Perasaan yang terbelah ini berisiko memicu dua jenis perilaku yang sangat berbeda, yang keduanya membuat ekonomi lebih rentan, menurut Atwater.
"Kita perlu merasa bahwa segala sesuatunya bisa diprediksi, sehingga ada tingkat kepastian, dan kita perlu punya unsur kendali," katanya. "Tahu bahwa jalannya lurus itu bagus, tapi jika kamu tidak tahu cara menyetir mobilnya, kamu tidak akan merasa percaya diri di belakang kemudi."
Kerentanan ekonomi selalu ada untuk orang Amerika berpenghasilan rendah, kata Atwater, tapi ketika kerentanan itu mulai menumpuk, banyak yang mungkin merasa tidak berdaya. Orang-orang itu merespons dengan apa yang disebut ekonom sebagai "Lima F": "fight, flight, freeze, follow, and f-ck it" (berjuang, lari, diam, ikut, dan masa bodoh).
"Di kalangan bawah, berkembang pola pikir dimana mereka sadar mereka mungkin tidak pernah menang, tapi itu tidak berarti, ‘Saya tidak bisa membuat kamu kalah’," kata Atwater.
Pekerja kasar atau pekerja kantoran mungkin mulai tidak hanya mengurangi pengeluaran, seperti yang mulai diamati oleh CEO retail, tetapi mereka juga mungkin mulai menyabotase tempat kerja, kata Atwell. Konsultan manajemen Korn Ferry, Stacy DeCesaro, mengatakan kepada Fortune awal tahun ini bahwa era "job hugging" di pasar tenaga kerja dengan perekrutan dan pemecatan rendah dapat menimbulkan kebencian di tempat kerja karena karyawan merasa terjebak. Ini dapat menyebabkan ketidakpedulian, hilangnya produktivitas, dan terulangnya Great Resignation.

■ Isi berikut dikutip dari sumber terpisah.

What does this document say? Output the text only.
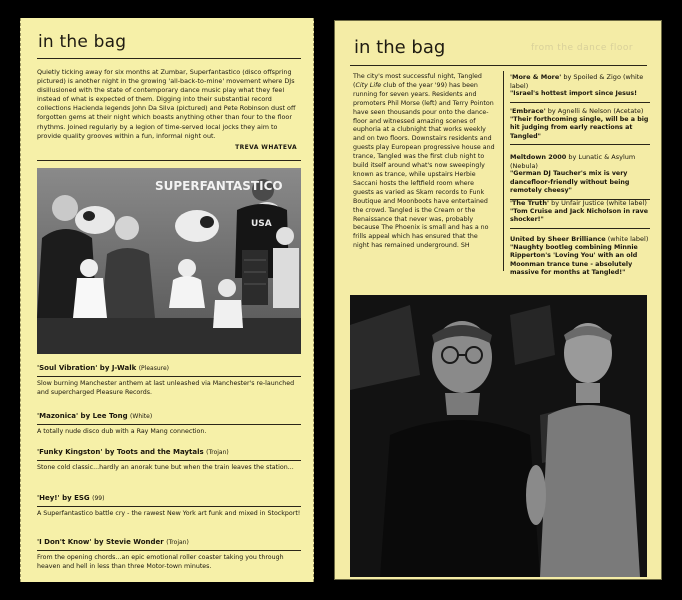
in the bag
Quietly ticking away for six months at Zumbar, Superfantastico (disco offspring pictured) is another night in the growing 'all-back-to-mine' movement where DJs disillusioned with the state of contemporary dance music play what they feel instead of what is expected of them. Digging into their substantial record collections Hacienda legends John Da Silva (pictured) and Pete Robinson dust off forgotten gems at their night which boasts anything other than four to the floor rhythms. Joined regularly by a legion of time-served local jocks they aim to provide quality grooves within a fun, informal night out.
TREVA WHATEVA
SUPERFANTASTICO
USA
'Soul Vibration' by J-Walk (Pleasure)
Slow burning Manchester anthem at last unleashed via Manchester's re-launched and supercharged Pleasure Records.
'Mazonica' by Lee Tong (White)
A totally nude disco dub with a Ray Mang connection.
'Funky Kingston' by Toots and the Maytals (Trojan)
Stone cold classic...hardly an anorak tune but when the train leaves the station...
'Hey!' by ESG (99)
A Superfantastico battle cry - the rawest New York art funk and mixed in Stockport!
'I Don't Know' by Stevie Wonder (Trojan)
From the opening chords...an epic emotional roller coaster taking you through heaven and hell in less than three Motor-town minutes.
from the dance floor
in the bag
The city's most successful night, Tangled (City Life club of the year '99) has been running for seven years. Residents and promoters Phil Morse (left) and Terry Pointon have seen thousands pour onto the dance-floor and witnessed amazing scenes of euphoria at a clubnight that works weekly and on two floors. Downstairs residents and guests play European progressive house and trance, Tangled was the first club night to build itself around what's now sweepingly known as trance, while upstairs Herbie Saccani hosts the leftfield room where guests as varied as Skam records to Funk Boutique and Moonboots have entertained the crowd. Tangled is the Cream or the Renaissance that never was, probably because The Phoenix is small and has a no frills appeal which has ensured that the night has remained underground. SH
'More & More' by Spoiled & Zigo (white label)
"Israel's hottest import since Jesus!
'Embrace' by Agnelli & Nelson (Acetate)
"Their forthcoming single, will be a big hit judging from early reactions at Tangled"
Meltdown 2000 by Lunatic & Asylum (Nebula)
"German DJ Taucher's mix is very dancefloor-friendly without being remotely cheesy"
'The Truth' by Unfair Justice (white label)
"Tom Cruise and Jack Nicholson in rave shocker!"
United by Sheer Brilliance (white label)
"Naughty bootleg combining Minnie Ripperton's 'Loving You' with an old Moonman trance tune - absolutely massive for months at Tangled!"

Sementara itu, separuh bagian atas dari K kemungkinan akan terlibat dalam perilaku yang sama berisikonya, peringat Atwater: "Orang-orang buta terhadap risiko ketika kita terlalu percaya diri dan ketika kita merasa tidak terkalahkan."
Tidak hanya efek kekayaan yang mendorong orang Amerika yang lebih kaya untuk berinvestasi lebih banyak di pasar saham—terutama di AI, bahkan ketika kekhawatiran akan gelembung tumbuh—tetapi persepsi memiliki kekayaan terasa permanen bagi para berpenghasilan tinggi saat ini, kata Atwater. Menurut perhitungan Edward Nathan Wolff, seorang profesor ekonomi di New York University, 20% rumah tangga terkaya Amerika memiliki hampir 93% dari seluruh saham. Sejak debut ChatGPT pada November 2022, saham perusahaan terkait AI menyusun sekitar tiga perempat dari pengembalian S&P 500.
"Para ekonom dan pelaku pasar suka bilang bahwa pasar saham bukanlah ekonomi," kata Atwater. "Tapi saya pira aman untuk dikatakan saat ini, ekonomi adalah pasar saham."
Sementara beberapa orang seperti Claudia Sahm, kepala ekonom di New Century Advisors dan mantan ekonom Federal Reserve, memperingatkan bahwa ekonomi bentuk K menciptakan lebih banyak kerentanan dalam kasus seperti pecahnya gelembung, Atwater juga melihat implikasinya sebagai politis. Ketegangan antara yang memiliki dan tidak memiliki akan terus meningkat, terutama jika orang Amerika berpenghasilan rendah merasa dikhianati oleh kelas yang lebih kaya yang terus bertambah kaya. Atwater mengutip sebuah studi tahun 2011 dari New England Complex Systems Institute yang menghubungkan kerusuhan sosial di Afrika Utara dan Timur Tengah selama Arab Spring dengan kenaikan harga pangan global, dan dia menyarankan bahwa orang Amerika berpenghasilan rendah akan terus semakin mengawasi mereka yang di atas.
"Ini adalah krisis kepercayaan diri," kata Atwater. "Sayangnya, mereka yang berada di posisi terbaik untuk mengatasinya sepertinya paling baik acuh tak acuh, dan itu tidak luput dari perhatian mereka yang di bawah."